A PR needs two approvals to merge:

  1. Security — at least one reviewer from the security team. They check for safe guardrails, no leaked secrets, and that the recipe doesn’t inadvertently create a worse problem than the finding it’s fixing.
  2. Owning team — at least one reviewer from the team that will be on-the-hook for the prompt or recipe. This is the sanity check that it actually reflects how the team works.

Expected turnaround is 3 business days for a first review. Ping the reviewers in chat if it’s been longer — PRs go stale fast.

Running the site locally

Prereqs:

Run these from the repository root:

npm install                  # install the Eleventy toolchain
npm run serve                # → http://localhost:8080, incremental rebuilds

Prefer Docker?

docker build -t security-recipes .
docker run --rm -p 3000:80 security-recipes
# → http://localhost:3000

Security and sensitive data

This repository is public community-driven.

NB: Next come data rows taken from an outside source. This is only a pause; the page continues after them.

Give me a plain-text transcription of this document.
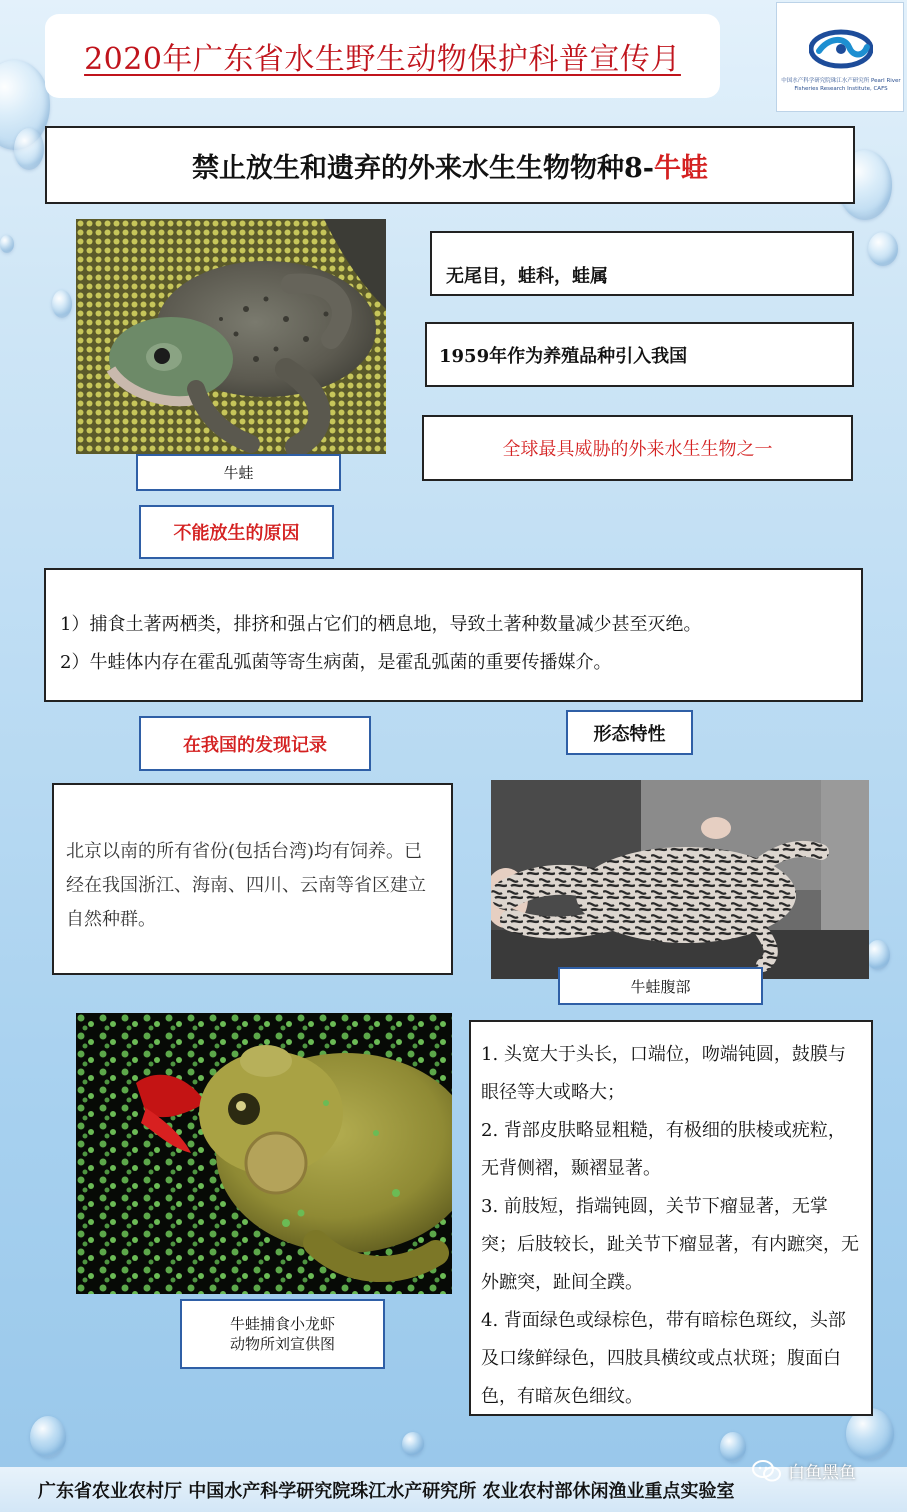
2020年广东省水生野生动物保护科普宣传月
中国水产科学研究院珠江水产研究所 Pearl River Fisheries Research Institute, CAFS
禁止放生和遗弃的外来水生生物物种8-牛蛙
牛蛙
无尾目，蛙科，蛙属
1959年作为养殖品种引入我国
全球最具威胁的外来水生生物之一
不能放生的原因

1）捕食土著两栖类，排挤和强占它们的栖息地，导致土著种数量减少甚至灭绝。

2）牛蛙体内存在霍乱弧菌等寄生病菌，是霍乱弧菌的重要传播媒介。

在我国的发现记录
形态特性

北京以南的所有省份(包括台湾)均有饲养。已经在我国浙江、海南、四川、云南等省区建立自然种群。

牛蛙腹部
牛蛙捕食小龙虾
动物所刘宣供图

1. 头宽大于头长，口端位，吻端钝圆，鼓膜与眼径等大或略大；

2. 背部皮肤略显粗糙，有极细的肤棱或疣粒，无背侧褶，颞褶显著。

3. 前肢短，指端钝圆，关节下瘤显著，无掌突；后肢较长，趾关节下瘤显著，有内蹠突，无外蹠突，趾间全蹼。

4. 背面绿色或绿棕色，带有暗棕色斑纹，头部及口缘鲜绿色，四肢具横纹或点状斑；腹面白色，有暗灰色细纹。

广东省农业农村厅 中国水产科学研究院珠江水产研究所 农业农村部休闲渔业重点实验室
白鱼黑鱼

Before opening a PR:

  • No customer data, PII, or production hostnames.
  • No API keys, tokens, session cookies, or signed URLs.
  • No internal-only URLs (Jira ticket IDs, internal wiki links) — link to the public equivalent if one exists, or drop the link.
  • When in doubt, ask Security to review before opening the PR.

If you spot a security issue in the repo itself (leaked token in history, live secret in a config), do not open a public issue. Email security@<your-org>.com and we’ll triage privately.

License

By contributing, you agree that your contributions will be licensed under the MIT License — the same terms as the rest of the project.